栃木・那須町で12日、宿泊税導入に関する条例が可決された。1泊1万円未満では100円、10万円以上で最大3000円の宿泊税が徴収される。宿泊税導入により、年間約3億円の税収を見込んでおり、道路整備や周遊バスの充実といった観光振興に充てられる予定だ。

「数百円ならいい」…広がりを見せる宿泊税導入

栃木・那須町で「宿泊税」の導入が成立した。導入の背景には他の地域とは少し違う、特有の課題があった。

この記事の画像(11枚)

雄大な自然が広がる那須高原やテーマパーク、両陛下らが静養される御用邸があることでも知られ、那須町は連休には家族連れも多く訪れる。そんな観光地で12日午前、那須町議会本会議が開かれた。

議長:
起立多数であります。那須町宿泊税条例の制定について原案のとおり可決されました。

町が2026年10月からの導入を目指す宿泊税が可決された。1人あたり1泊の宿泊料金が1万円未満の場合は100円、1万円〜2万円未満の場合は300円、2万円〜3万円未満の場合は500円、3万円〜5万円未満の場合は800円、5万円から10万円未満の場合は1500円、10万円以上の場合、最大で3000円の宿泊税が徴収される。

年間で約3億円の税収を見込み、道路整備や周遊バスの充実といった観光振興に充てられる予定だ。

宿泊税の導入に対し、観光客に話を聞いた。

観光客:
数百円ならいいんじゃないかな。でも数千円はちょっと高いな。

観光客:
ある程度、観光客の人が今外国人とかが多いので必要だと思います。

急増するインバウンドなどを背景に、東京や京都などでは宿泊税は既に導入されている。人気の温泉街、神奈川・箱根町でも導入の検討を始めるなど広がりつつある。

那須町の2024年の観光客は約562万人と統計開始以来、過去最多となった。最近は、動物のテーマパークが外国人にも人気だという。

人口減少と老朽化で財源確保が課題に

しかし、取材を進めるとインバウンド対策だけではない地域特有の課題が見えてきた。

取材班:
電柱は色が変わっています。赤くなっています。柵は切れてますね。ぐらぐらしています。

温泉街の柵や側溝の蓋は劣化により錆だらけで、整備されていない箇所がいくつもみられた。

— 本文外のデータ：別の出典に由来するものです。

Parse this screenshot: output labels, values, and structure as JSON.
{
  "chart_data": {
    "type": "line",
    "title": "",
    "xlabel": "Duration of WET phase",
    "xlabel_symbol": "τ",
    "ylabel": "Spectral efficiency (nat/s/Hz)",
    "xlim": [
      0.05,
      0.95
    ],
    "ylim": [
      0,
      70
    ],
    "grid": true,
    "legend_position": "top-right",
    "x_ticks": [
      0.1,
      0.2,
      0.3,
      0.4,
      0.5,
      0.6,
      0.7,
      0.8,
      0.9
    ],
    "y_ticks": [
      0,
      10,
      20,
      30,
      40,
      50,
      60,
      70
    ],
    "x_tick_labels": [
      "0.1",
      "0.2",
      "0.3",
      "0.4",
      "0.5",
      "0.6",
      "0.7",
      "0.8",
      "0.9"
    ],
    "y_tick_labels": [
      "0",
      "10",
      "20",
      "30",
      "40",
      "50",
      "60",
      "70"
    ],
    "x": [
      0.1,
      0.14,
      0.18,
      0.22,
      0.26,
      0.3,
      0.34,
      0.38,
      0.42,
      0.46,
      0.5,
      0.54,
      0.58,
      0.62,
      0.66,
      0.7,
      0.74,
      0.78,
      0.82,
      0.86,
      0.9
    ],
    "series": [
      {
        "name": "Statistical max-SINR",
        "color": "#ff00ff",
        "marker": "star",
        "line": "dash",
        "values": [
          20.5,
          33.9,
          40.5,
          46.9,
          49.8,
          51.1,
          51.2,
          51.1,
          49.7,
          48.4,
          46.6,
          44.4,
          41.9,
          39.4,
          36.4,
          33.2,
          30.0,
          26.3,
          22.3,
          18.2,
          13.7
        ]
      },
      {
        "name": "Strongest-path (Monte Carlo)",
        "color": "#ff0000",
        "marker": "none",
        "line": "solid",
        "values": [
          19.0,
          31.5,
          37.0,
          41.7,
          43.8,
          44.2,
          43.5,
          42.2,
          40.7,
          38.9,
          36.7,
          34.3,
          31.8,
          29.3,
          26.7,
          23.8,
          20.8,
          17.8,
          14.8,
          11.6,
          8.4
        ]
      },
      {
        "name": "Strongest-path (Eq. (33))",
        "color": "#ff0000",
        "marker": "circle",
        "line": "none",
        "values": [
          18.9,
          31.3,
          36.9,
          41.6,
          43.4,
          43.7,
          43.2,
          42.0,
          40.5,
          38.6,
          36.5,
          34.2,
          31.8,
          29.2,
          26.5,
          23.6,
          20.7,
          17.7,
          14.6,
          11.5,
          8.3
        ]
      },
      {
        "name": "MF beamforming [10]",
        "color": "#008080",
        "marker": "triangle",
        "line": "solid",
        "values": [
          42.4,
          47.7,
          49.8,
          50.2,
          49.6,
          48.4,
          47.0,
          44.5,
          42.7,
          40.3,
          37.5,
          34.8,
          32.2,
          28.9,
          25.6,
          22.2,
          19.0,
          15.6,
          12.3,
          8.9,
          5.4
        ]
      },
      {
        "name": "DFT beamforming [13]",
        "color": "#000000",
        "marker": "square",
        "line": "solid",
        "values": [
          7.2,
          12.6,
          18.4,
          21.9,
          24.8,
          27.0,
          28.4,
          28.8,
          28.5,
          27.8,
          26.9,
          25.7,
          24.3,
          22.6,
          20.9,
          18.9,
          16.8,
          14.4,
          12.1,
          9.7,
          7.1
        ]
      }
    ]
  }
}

さらに、温泉街で民宿を営む方からこんな切実な声が上がっていた。

民宿旅館アサカ荘・浅賀みさこさん:
7月にやめるんです。民宿をやめる。壁とかも汚いでしょう。(宿泊税導入が)10年くらい前なら改装とかしたかもしれないけど。

観光が主要産業の那須町だが、人口減少が進み税収が減ることが喫緊の課題で、今後観光地として発展していくために財源の確保が必要だという。

専門家は、こう懸念を指摘する。

航空・旅行アナリスト 鳥海高太朗さん:
観光地としてブランドがあるところは、宿泊税を徴収した状況でも宿泊客が減るという懸念はないと思います。一方、なかなか誘客が難しいような場所で導入してしまうと、ネガティブなイメージを抱かれてしまう。(客が)減ってしまう懸念はあると思います。